Леди Сандра рассмеялась, замужняя женщина с большим стажем лучше понимает мотивы, которыми руководствуются мужчины, и посмотрела на Альбрехта почти материнским взглядом.
Сам лорд Коллинсворд, натянуто улыбаясь, развлекает беседой принца и принцессу с правой стороны, никогда за его столом не собиралось столько принцев, и он начинает чувствовать себя не в своей тарелке, эти двое настоящие принцы, не то, что я…
Потом я вошел в отведенные мне покои, кивнув ободряюще Зигфриду, огляделся, ничего особенного, чисто и аккуратно, ложе широкое, надежное, не рассыплется.
За дверью постоянно шелестят шаги слуг. Знатных гостей из числа моих военачальников расположили в комнатах рядом, а так как нас многовато, то по двое-трое, а это значит, как не выпить еще…
Я брякнулся на постель, воздух в комнате жаркий, несмотря на открытое окошко. Ночной воздух еще не успел остыть, а здесь от накаленных солнцем стен вообще как в печи.
Итак, мы уже продвинулись по Бриттии навстречу настоящей опасности. Из присущей мне трусости… нет, даже себе так нельзя говорить, а лучше — из присущей мне осторожности… даже осмотрительности, мудрой осмотрительности я пока даже близким не раскрываю истинную цель похода. Да-да, кто знает, каковы у Мунтвига возможности, маги и колдуны у него тоже в свите, сам видел, хотя этот гад и провозгласил поход за Веру.

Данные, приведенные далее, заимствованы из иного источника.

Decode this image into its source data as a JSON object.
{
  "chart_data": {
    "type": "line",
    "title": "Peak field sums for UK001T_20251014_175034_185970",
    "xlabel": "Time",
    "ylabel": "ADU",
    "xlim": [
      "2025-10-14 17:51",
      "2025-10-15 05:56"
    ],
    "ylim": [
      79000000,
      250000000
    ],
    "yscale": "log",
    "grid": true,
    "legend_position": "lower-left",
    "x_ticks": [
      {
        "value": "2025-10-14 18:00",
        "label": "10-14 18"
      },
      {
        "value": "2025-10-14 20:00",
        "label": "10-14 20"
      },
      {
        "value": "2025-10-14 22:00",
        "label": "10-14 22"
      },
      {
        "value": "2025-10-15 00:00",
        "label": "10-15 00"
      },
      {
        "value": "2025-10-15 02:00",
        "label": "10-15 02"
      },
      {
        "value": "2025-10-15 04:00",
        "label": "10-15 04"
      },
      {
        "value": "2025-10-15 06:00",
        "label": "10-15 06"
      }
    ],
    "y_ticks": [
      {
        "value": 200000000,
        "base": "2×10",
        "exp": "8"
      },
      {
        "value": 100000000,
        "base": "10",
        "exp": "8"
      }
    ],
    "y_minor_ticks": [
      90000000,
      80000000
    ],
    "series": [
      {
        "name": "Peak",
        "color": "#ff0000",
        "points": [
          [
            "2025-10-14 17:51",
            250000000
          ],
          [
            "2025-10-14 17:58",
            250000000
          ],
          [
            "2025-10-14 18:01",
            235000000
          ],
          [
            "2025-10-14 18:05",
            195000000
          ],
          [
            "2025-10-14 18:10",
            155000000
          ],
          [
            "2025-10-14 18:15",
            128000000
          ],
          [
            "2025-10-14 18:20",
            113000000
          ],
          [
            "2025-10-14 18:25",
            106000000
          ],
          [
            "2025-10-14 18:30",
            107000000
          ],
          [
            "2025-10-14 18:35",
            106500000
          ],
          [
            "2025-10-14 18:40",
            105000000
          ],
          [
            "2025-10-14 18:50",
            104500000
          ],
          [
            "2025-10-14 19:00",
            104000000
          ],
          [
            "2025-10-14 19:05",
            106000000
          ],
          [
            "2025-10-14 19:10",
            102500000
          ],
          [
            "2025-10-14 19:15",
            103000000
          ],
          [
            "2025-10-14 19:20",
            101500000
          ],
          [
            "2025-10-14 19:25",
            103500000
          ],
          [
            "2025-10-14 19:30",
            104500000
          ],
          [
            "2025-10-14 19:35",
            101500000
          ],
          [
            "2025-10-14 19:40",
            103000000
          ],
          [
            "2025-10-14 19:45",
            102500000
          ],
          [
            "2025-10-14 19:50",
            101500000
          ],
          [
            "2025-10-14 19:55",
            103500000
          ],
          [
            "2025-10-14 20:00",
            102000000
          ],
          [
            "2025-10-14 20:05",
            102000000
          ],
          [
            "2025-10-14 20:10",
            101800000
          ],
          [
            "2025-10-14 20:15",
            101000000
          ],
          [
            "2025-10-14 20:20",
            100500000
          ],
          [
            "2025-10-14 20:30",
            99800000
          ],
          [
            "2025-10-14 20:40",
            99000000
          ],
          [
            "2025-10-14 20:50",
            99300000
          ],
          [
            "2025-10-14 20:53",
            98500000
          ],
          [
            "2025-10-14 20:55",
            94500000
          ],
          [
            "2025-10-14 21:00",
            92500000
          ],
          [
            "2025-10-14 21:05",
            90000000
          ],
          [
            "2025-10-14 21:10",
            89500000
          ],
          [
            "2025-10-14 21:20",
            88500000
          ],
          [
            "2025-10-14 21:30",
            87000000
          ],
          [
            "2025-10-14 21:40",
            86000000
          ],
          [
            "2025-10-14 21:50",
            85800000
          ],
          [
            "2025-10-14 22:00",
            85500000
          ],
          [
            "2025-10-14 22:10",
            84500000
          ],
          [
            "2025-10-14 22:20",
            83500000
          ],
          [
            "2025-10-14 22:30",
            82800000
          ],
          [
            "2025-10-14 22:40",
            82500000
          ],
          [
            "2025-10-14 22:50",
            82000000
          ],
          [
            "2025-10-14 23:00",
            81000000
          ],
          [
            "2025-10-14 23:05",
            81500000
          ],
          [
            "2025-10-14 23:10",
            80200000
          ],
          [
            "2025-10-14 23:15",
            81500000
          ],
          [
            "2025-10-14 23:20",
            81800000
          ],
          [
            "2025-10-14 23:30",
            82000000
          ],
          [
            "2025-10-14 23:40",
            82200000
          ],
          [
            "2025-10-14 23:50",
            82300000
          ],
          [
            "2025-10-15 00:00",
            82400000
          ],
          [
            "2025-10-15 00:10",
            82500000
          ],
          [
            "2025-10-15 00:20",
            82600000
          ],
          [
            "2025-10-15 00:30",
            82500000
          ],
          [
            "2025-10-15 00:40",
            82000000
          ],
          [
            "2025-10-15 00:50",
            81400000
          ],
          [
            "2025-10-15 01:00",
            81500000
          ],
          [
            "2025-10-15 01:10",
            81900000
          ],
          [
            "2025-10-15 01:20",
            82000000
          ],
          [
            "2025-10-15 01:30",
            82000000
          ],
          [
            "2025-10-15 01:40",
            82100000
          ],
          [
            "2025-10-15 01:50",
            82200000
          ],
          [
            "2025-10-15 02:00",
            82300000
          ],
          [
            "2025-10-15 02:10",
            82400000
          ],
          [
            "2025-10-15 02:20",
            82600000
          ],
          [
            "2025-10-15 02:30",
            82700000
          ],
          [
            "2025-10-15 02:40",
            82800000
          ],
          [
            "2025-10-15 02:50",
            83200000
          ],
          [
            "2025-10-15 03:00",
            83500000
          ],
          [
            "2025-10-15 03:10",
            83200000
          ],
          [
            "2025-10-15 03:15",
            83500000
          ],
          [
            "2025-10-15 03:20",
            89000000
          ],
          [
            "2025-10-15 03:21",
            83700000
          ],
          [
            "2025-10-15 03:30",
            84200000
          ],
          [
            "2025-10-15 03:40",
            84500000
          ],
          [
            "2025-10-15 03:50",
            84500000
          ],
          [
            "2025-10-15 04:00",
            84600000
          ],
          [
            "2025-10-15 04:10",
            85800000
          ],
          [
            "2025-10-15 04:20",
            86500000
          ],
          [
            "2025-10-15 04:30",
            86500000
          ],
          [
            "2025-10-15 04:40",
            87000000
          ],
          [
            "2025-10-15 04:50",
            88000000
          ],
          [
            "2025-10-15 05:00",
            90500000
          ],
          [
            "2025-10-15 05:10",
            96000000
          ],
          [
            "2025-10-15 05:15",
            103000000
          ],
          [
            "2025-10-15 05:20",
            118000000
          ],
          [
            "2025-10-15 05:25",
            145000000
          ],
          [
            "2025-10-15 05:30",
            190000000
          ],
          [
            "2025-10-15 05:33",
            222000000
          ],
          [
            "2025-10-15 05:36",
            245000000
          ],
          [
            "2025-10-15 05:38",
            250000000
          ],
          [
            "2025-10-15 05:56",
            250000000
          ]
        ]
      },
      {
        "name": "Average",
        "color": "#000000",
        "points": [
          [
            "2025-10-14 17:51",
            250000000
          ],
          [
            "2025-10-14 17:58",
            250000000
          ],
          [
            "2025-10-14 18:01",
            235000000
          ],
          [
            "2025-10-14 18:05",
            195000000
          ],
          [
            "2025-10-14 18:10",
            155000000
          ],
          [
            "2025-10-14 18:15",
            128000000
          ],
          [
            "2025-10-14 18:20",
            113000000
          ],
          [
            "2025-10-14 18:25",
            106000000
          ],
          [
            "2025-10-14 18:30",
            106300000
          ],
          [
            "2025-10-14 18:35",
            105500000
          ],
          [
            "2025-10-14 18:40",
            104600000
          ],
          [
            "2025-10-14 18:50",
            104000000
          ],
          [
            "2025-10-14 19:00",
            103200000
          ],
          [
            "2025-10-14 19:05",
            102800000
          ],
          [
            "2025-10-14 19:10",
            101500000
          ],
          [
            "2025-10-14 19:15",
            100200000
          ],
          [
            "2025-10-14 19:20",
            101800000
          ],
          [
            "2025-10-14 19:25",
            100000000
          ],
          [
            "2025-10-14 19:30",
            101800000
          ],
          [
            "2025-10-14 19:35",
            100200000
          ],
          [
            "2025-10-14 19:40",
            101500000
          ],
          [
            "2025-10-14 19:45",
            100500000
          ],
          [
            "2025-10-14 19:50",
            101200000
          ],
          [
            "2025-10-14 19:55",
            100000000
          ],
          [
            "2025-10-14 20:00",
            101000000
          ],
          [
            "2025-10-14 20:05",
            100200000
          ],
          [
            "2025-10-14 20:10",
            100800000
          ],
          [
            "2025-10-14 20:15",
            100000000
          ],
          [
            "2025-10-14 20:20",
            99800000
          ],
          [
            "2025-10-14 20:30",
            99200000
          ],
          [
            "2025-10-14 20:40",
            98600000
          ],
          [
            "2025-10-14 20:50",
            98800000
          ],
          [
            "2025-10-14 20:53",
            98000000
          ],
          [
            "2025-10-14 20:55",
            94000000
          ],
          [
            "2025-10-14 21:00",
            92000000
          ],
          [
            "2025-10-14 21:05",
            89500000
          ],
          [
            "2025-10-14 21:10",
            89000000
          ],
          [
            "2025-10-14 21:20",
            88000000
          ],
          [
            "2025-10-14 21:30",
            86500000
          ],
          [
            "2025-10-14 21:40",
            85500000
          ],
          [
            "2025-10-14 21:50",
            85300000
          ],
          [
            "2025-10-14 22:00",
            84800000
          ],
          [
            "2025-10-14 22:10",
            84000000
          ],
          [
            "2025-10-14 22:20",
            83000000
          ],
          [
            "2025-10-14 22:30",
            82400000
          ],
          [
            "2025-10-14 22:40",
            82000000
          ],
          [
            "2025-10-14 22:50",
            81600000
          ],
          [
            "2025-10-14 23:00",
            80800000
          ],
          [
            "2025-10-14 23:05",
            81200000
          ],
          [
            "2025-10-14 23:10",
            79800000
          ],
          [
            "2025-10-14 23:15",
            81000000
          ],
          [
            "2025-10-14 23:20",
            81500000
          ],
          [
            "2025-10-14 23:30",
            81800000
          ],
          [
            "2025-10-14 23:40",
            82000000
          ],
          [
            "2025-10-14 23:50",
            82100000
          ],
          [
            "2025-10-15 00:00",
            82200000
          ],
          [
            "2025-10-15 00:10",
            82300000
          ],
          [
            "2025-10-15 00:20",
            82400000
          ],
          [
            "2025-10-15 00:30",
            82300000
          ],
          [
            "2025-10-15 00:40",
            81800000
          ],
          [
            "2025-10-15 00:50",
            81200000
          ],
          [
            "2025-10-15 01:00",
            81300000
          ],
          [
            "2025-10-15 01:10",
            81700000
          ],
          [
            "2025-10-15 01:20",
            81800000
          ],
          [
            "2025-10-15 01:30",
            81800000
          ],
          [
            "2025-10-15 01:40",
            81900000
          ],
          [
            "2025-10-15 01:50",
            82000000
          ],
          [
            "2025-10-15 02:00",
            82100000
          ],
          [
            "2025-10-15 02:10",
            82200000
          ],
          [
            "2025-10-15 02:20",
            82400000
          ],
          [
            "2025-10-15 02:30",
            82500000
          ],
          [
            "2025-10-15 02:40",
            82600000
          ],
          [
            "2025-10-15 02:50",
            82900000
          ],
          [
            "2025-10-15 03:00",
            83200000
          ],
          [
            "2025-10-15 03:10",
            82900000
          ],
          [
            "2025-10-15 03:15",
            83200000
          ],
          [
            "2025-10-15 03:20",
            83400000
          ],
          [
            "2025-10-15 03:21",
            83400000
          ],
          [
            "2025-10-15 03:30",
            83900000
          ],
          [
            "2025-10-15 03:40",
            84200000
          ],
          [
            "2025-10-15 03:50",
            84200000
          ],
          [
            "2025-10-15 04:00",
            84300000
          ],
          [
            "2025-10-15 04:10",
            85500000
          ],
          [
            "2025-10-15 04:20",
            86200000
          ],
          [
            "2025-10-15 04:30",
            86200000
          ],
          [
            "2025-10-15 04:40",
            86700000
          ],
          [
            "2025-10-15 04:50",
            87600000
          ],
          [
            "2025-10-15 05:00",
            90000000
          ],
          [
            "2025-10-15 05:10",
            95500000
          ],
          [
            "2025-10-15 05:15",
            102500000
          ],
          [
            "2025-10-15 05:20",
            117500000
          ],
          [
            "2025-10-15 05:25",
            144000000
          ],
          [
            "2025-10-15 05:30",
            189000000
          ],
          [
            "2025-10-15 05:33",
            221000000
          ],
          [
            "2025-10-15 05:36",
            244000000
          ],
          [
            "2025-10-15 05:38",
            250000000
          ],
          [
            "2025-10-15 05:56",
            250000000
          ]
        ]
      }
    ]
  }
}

А у нас, выходит, контрпоход. Мунтвиг, если хочет, чтобы его воспринимали защитником веры, как вот наши воспринимают меня, у меня есть даже официальный титул Дефендера, должен вести себя… ну, благочестиво.
Благочестие зависит, как я его понимаю, все-таки не от количества убитых язычников или их сожженных домов. Благочестие… это выполнение рыцарского долга, а он весь основан на заповедях: защищай слабых, будь справедлив, направь свою силу только на добрые дела… а их оценит сам Господь, не церковь.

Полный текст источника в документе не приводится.